Kato H, Fukuda T, Parkison C, McPhie P, Cheng S Y
Laboratory of Molecular Biology, National Cancer Institute, Bethesda, MD 20892.
Proc Natl Acad Sci U S A. 1989 Oct;86(20):7861-5. doi: 10.1073/pnas.86.20.7861.
A cDNA clone encoding a human cytosolic thyroid hormone-binding protein (p58) has been isolated. The human sequence was found to be homologous to that of rat pyruvate kinase (EC 2.7.1.40) subtype M2. p58 is a monomer that has approximately 5% the enzymatic activity of the tetrameric pyruvate kinase M2. The tetrameric M2 does not bind 3,3',5-triiodo-L-thyronine (T3). Binding of p58 to T3 and its analogs resulted in the inhibition of its pyruvate kinase activity. The apparent Ki values of T3, L-thyroxine, and D-T3 are 30 nM, 100 nM, and 2 mM, respectively.

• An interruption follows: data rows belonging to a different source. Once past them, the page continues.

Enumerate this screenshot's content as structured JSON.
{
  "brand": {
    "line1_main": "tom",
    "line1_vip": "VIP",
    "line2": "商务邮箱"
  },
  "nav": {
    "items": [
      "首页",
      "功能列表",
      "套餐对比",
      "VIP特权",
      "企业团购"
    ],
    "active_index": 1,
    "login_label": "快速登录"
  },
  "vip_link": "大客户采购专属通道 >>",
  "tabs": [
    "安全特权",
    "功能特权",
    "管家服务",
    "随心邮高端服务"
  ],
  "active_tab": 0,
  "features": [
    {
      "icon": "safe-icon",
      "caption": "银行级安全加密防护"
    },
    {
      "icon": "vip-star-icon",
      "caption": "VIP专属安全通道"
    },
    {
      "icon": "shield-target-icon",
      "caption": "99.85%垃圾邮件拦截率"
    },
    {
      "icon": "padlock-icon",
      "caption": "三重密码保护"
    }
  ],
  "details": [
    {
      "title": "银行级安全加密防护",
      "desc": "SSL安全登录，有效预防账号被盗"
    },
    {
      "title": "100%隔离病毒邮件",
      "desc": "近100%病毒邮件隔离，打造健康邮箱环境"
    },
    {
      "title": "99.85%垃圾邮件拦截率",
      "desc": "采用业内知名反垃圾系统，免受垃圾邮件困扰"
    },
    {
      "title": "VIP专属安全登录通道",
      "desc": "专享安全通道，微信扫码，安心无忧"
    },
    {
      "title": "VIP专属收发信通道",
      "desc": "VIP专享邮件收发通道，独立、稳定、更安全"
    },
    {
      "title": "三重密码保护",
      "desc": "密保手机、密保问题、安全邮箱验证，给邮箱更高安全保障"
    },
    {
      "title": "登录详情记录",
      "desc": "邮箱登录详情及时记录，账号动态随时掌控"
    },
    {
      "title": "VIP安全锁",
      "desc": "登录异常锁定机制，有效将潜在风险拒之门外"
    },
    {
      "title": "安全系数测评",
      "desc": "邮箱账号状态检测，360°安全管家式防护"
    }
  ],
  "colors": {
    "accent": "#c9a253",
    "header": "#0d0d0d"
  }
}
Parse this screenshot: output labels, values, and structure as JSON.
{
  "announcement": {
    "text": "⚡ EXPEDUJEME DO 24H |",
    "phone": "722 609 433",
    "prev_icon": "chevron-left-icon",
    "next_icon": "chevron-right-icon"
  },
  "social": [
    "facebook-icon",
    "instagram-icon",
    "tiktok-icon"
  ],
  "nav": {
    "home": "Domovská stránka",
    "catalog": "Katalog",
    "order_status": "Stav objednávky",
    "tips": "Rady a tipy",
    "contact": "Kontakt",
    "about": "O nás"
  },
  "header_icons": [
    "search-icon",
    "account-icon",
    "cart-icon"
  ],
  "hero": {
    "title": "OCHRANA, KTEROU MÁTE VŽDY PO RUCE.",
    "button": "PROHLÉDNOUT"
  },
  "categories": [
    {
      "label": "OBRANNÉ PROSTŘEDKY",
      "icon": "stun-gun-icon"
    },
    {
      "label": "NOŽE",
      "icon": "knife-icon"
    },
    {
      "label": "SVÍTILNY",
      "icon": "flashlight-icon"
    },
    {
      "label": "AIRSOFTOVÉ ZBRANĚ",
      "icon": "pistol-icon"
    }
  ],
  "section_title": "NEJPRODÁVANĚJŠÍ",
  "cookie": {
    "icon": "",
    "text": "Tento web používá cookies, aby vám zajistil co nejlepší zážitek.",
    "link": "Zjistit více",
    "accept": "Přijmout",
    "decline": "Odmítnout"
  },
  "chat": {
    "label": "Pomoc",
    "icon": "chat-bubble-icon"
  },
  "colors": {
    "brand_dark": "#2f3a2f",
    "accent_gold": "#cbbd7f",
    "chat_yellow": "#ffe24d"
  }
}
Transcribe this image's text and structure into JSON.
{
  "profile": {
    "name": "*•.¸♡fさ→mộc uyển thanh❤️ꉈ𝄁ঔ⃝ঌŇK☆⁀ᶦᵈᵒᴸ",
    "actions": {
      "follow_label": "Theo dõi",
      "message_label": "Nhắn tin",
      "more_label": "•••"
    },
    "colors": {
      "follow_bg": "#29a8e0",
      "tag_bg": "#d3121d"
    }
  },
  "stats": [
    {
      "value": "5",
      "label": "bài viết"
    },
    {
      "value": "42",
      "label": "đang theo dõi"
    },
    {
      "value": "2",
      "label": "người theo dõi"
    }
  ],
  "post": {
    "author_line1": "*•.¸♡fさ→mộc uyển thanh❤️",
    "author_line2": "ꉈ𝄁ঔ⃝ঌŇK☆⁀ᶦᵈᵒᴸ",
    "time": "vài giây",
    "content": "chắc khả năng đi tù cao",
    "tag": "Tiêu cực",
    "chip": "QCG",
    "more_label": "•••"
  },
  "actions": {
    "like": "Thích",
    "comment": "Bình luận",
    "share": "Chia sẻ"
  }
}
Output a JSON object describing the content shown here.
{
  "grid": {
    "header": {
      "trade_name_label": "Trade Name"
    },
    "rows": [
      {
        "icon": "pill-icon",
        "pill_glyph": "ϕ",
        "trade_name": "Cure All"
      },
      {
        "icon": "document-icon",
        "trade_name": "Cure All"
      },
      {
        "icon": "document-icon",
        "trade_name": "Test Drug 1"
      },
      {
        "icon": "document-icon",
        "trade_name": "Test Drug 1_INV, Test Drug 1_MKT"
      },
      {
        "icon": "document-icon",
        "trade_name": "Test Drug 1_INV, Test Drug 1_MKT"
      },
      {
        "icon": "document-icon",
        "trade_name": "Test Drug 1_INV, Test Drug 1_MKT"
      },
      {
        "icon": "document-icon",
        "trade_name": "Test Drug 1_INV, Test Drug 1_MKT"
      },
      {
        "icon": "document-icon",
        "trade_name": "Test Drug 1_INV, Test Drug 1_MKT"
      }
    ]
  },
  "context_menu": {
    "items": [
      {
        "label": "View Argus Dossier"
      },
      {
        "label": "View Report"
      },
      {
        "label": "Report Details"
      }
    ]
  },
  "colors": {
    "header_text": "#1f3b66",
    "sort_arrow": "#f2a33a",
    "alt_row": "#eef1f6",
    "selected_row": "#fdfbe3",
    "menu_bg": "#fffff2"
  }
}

L-Thyronine and 3,3',5'-triiodo-L-thyronine had no effect. This order of activity correlates with the thermogenic effects reported for T3 and its analogs. Conversion of p58 to the tetramer is reversible and is under the control of fructose 1,6-bisphosphate. The conversion is inhibited by T3 in a dose-dependent manner. Since pyruvate kinase is a key enzyme in regulating cellular ADP, ATP, and pyruvate, our findings suggest that p58 may be involved in mediating some of the cellular metabolic effects induced by thyroid hormones.
已分离出一个编码人胞质甲状腺激素结合蛋白(p58)的cDNA克隆。发现该人类序列与大鼠丙酮酸激酶(EC 2.7.1.40)亚型M2的序列同源。p58是一种单体,其酶活性约为四聚体丙酮酸激酶M2的5%。四聚体M2不结合3,3',5-三碘-L-甲状腺原氨酸(T3)。p58与T3及其类似物的结合导致其丙酮酸激酶活性受到抑制。T3、L-甲状腺素和D-T3的表观Ki值分别为30 nM、100 nM和2 mM。L-甲状腺原氨酸和3,3',5'-三碘-L-甲状腺原氨酸没有作用。这种活性顺序与报道的T3及其类似物的产热效应相关。p58向四聚体的转化是可逆的,受1,6-二磷酸果糖的控制。该转化受到T3的剂量依赖性抑制。由于丙酮酸激酶是调节细胞ADP、ATP和丙酮酸的关键酶,我们的发现表明p58可能参与介导甲状腺激素诱导的一些细胞代谢效应。